Costa informou que o Mato Grosso do Sul investiu R$ 56 milhões em equipamentos e treinamentos de brigadistas desde as queimadas do ano passado. Uma sala de crise será instalada no estado na próxima semana.
A comandante do Batalhão de Emergências Ambientais do Corpo de Bombeiros do Mato Grosso, Juscieli Marques, também relatou uma série de ações de prevenção em curso desde o início do ano, como a instalação de salas de crise descentralizadas e a aplicação de R$ 36 milhões em multas por infrações ambientais.
Ausência do governo
A coordenadora da Comissão Externa sobre Queimadas nos Biomas Brasileiros, deputada Professora Rosa Neide (PT-MT), voltou a reclamar da ausência reiterada de representantes do Ibama e do ICMBio nas audiências e cobrou ações efetivas também por parte dos Ministérios da Defesa e do Meio Ambiente.
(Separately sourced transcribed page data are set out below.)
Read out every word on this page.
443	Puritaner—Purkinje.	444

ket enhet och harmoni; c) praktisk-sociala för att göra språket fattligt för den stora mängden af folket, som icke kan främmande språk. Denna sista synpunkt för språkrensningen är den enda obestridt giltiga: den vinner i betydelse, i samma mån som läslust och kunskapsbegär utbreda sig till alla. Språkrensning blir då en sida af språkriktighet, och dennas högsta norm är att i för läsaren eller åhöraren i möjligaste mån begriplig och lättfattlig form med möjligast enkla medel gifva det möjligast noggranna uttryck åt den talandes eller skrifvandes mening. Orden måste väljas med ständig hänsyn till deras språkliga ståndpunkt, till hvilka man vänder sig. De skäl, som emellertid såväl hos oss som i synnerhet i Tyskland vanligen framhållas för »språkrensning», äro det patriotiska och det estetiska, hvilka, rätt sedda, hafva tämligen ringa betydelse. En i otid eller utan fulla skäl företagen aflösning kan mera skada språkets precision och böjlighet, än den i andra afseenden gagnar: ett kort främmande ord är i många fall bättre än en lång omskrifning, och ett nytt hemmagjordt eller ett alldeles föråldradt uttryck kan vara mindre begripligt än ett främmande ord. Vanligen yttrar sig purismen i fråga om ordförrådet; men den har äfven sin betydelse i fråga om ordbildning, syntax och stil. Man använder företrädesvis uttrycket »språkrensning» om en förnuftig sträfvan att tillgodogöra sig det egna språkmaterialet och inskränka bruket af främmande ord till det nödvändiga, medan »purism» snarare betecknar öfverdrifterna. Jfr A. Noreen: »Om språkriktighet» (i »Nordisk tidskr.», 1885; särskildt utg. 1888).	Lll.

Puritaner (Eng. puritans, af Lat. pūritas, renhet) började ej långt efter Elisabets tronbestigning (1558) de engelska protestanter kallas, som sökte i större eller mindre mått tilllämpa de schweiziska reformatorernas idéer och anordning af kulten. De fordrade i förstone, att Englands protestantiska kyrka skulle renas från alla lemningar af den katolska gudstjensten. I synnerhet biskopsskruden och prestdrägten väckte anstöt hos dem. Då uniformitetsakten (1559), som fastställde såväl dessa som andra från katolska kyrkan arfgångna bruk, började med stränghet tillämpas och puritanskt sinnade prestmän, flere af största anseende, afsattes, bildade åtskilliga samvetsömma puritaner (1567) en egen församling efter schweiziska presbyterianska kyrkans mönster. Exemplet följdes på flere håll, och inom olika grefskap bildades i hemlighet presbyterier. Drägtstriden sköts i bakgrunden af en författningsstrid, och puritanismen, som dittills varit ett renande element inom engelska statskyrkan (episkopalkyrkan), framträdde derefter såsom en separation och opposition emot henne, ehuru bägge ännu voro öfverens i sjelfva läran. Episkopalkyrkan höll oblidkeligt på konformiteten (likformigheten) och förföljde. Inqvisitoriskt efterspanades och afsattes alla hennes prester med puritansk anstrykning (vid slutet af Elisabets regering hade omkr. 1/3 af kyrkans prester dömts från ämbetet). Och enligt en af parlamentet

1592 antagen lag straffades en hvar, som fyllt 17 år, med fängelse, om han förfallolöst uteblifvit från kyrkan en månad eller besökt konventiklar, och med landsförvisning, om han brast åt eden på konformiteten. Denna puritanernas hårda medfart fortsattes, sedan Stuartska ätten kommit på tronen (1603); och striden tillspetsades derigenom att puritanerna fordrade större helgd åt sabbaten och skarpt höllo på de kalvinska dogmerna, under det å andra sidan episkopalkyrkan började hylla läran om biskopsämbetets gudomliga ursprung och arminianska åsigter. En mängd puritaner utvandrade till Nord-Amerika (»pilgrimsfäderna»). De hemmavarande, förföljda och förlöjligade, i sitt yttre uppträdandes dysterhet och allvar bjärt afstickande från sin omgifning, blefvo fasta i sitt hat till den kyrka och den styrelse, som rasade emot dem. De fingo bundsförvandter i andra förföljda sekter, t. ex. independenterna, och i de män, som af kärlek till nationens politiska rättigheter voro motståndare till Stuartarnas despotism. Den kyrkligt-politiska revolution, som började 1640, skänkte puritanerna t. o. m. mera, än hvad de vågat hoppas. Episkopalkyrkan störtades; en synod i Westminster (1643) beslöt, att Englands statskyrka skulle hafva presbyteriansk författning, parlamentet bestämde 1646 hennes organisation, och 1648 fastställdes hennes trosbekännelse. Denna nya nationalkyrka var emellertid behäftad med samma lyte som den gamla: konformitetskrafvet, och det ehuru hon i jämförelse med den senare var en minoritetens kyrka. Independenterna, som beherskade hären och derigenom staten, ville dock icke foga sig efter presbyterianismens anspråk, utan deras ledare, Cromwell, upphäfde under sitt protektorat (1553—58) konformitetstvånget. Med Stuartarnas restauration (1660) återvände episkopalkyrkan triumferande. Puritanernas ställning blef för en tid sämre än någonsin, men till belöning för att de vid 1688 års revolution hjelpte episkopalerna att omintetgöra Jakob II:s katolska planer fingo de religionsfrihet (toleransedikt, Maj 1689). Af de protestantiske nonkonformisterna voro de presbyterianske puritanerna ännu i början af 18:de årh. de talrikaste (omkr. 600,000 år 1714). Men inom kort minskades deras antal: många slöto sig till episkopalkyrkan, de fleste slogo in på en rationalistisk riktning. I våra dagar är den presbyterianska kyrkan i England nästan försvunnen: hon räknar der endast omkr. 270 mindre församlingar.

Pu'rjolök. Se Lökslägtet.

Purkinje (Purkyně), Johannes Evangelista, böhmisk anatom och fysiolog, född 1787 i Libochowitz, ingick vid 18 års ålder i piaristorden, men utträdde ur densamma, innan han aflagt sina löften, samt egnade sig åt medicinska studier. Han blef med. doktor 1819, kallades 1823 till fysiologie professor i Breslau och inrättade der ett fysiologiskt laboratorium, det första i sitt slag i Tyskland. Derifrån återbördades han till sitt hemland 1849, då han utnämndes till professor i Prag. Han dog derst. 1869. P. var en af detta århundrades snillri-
“A gente ainda não chegou aos meses mais propícios a queimadas: agosto e setembro. Então, é o momento em que o Parlamento tem que se dirigir aos órgãos responsáveis para que apoiem os nossos estados e que a gente não tenha a repetição da tragédia do ano anterior”, disse.
O deputado Vander Loubet (PT-MS) ressaltou a necessidade de apoio orçamentário às ações de prevenção e controle das queimadas, enquanto o deputado Dr. Leonardo (Solidariedade-MT) citou o posicionamento da Frente Parlamentar da Agropecuária “contra o desmatamento e os incêndios ilegais”.
Pandemia e orçamento
O coordenador de pesquisa e desenvolvimento do Centro Nacional de Monitoramento e Alertas de Desastres Naturais (Cemaden), José Morengo, afirmou que a “anomalia de precipitação” ainda é um fenômeno natural, mas reconheceu que as queimadas são iniciadas pela atividade humana.
“Não podemos dizer que é mudança climática. É apenas uma amostra do que poderia passar no futuro se o clima continuar aquecendo e se o ser humano não tomar conta dos recursos naturais, não reduzir o desmatamento e não assumir os compromissos do Acordo de Paris e da Cúpula do Clima”, disse.
Segundo Morengo, a pandemia de Covid-19, os cortes no orçamento e o controle insuficiente contribuíram para o aumento na frequência e na intensidade das queimadas no Pantanal.
Navegação
Bióloga da Universidade Federal do Mato Grosso (UFMT) e da Embrapa Pantanal, Débora Calheiros avalia que o rio Paraguai é navegável, mas não comporta uma hidrovia de grande porte. Ela apresentou o impacto na hidrodinâmica do sul do Pantanal em caso de concretização dos portos e vários pontos de dragagem do chamado “tramo norte” da hidrovia, entre Cáceres (MT) e Corumbá (MS).
A professora e pesquisadora Solange Castrillon, da Universidade do Estado de Mato Grosso (Unemat), mostrou os reflexos das mudanças climáticas nas nascentes dos rios pantaneiros e na vida dos ribeirinhos.
Foto de capa: rio Paraguai. Ronivon Barros.